Here is the plot that I see.

enter image description here

I guess it’s working…but my question is…how can we make the text more dispersed and/or remove outliers so the chart is more meaningful? I’m guessing that the clustering is correct, because I’m not doing anything special here, but is there some way to make the clustering more significant or meaningful?

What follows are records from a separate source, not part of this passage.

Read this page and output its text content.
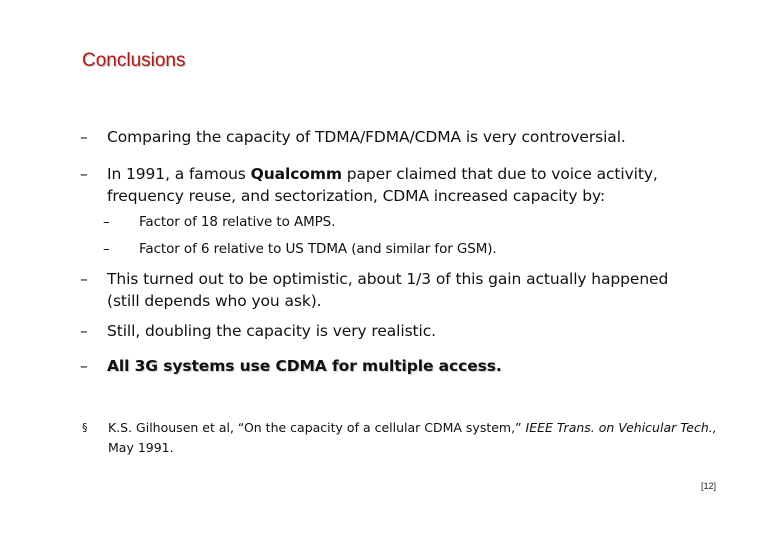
Conclusions
–	Comparing the capacity of TDMA/FDMA/CDMA is very controversial.
–	In 1991, a famous Qualcomm paper claimed that due to voice activity,
frequency reuse, and sectorization, CDMA increased capacity by:
–	Factor of 18 relative to AMPS.
–	Factor of 6 relative to US TDMA (and similar for GSM).
–	This turned out to be optimistic, about 1/3 of this gain actually happened
(still depends who you ask).
–	Still, doubling the capacity is very realistic.
–	All 3G systems use CDMA for multiple access.
§	K.S. Gilhousen et al, “On the capacity of a cellular CDMA system,” IEEE Trans. on Vehicular Tech.,
May 1991.
[12]
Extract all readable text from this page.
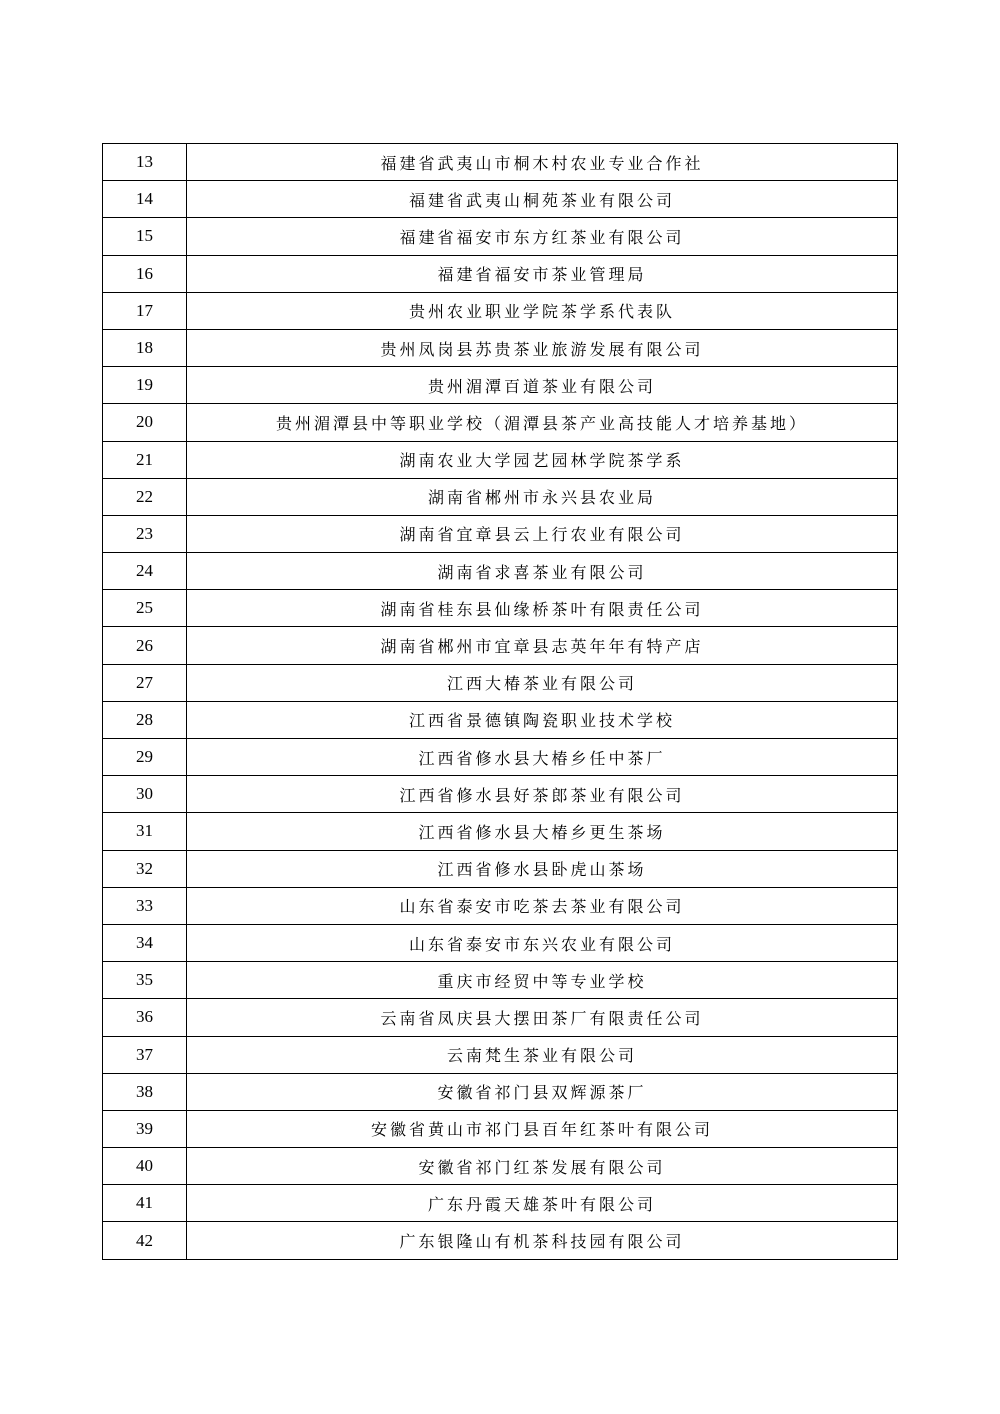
13	福建省武夷山市桐木村农业专业合作社
14	福建省武夷山桐苑茶业有限公司
15	福建省福安市东方红茶业有限公司
16	福建省福安市茶业管理局
17	贵州农业职业学院茶学系代表队
18	贵州凤岗县苏贵茶业旅游发展有限公司
19	贵州湄潭百道茶业有限公司
20	贵州湄潭县中等职业学校（湄潭县茶产业高技能人才培养基地）
21	湖南农业大学园艺园林学院茶学系
22	湖南省郴州市永兴县农业局
23	湖南省宜章县云上行农业有限公司
24	湖南省求喜茶业有限公司
25	湖南省桂东县仙缘桥茶叶有限责任公司
26	湖南省郴州市宜章县志英年年有特产店
27	江西大椿茶业有限公司
28	江西省景德镇陶瓷职业技术学校
29	江西省修水县大椿乡任中茶厂
30	江西省修水县好茶郎茶业有限公司
31	江西省修水县大椿乡更生茶场
32	江西省修水县卧虎山茶场
33	山东省泰安市吃茶去茶业有限公司
34	山东省泰安市东兴农业有限公司
35	重庆市经贸中等专业学校
36	云南省凤庆县大摆田茶厂有限责任公司
37	云南梵生茶业有限公司
38	安徽省祁门县双辉源茶厂
39	安徽省黄山市祁门县百年红茶叶有限公司
40	安徽省祁门红茶发展有限公司
41	广东丹霞天雄茶叶有限公司
42	广东银隆山有机茶科技园有限公司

Data is sourced from here.

https://www.kaggle.com/competitions/titanic/data?select=test.csv

Asked By: ASH

||

Answers:

You could make the name information be displayed only upon mouse hover over a certain data point. Currently, you’re trying to plot the names of each passenger alongside the data point. Since there are a lot of data points close to each other, including the name directly on the plot results in the names of each passenger being placed on top of each other. You could fix this by changing the plot code to something like:

fig = px.scatter(titanic, x='x0', y='x1', color='kmeans', hover_name='Name')
fig.update_layout(title_text="KMeans Clustering of Titanic Passengers",
                  title_font_size=30)
fig.show()

Basically, the only thing we changed on the above code is which parameter we’re using to include the ‘Name’ information. Here’s how it looks after this change:

New plot

Now, the names are only shown when you hover your mouse over the data point.

Complete code

Here’s your complete code, considering the above-mentioned change:

# Import required module
import pandas as pd
import plotly.express as px
from sklearn.cluster import KMeans
from sklearn.decomposition import PCA
from sklearn.feature_extraction.text import TfidfVectorizer

# Where our data is located in our machine
train_data_filepath = '/Users/erikingwersen/Downloads/train.csv'
test_data_filepath = '/Users/erikingwersen/Downloads/test.csv'

# Read the train data from downloaded file
titanic = pd.read_csv(train_data_filepath)

documents = titanic['Name']

X = TfidfVectorizer(stop_words='english').fit_transform(documents)

# Initialize kmeans with 20 centroids
kmeans = KMeans(n_clusters=20, random_state=42)

# Fit the model
kmeans.fit(X)

# Store cluster labels in a variable
clusters = kmeans.labels_
titanic['kmeans'] = clusters
documents = titanic['Name']

X = TfidfVectorizer(stop_words='english').fit_transform(documents)

# Initialize PCA with 2 components
pca = PCA(n_components=2, random_state=42)

# Pass our X to the pca and store the reduced vectors into pca_vecs
pca_vecs = pca.fit_transform(X.toarray())

# Save our two dimensions into x0 and x1
x0, x1 = pca_vecs[:, 0], pca_vecs[:, 1]

# Assign clusters and pca vectors to our dataframe 
titanic[['cluster', 'x0', 'x1']] = [
    [x, y, z] for x, y, z in zip(clusters, x0, x1)
]


titanic.head()

fig = px.scatter(titanic, x='x0', y='x1', color='kmeans', hover_name='Name')
fig.update_layout(title_text="KMeans Clustering of Titanic Passengers",
                  title_font_size=30)
fig.show()

Answered By: Ingwersen_erik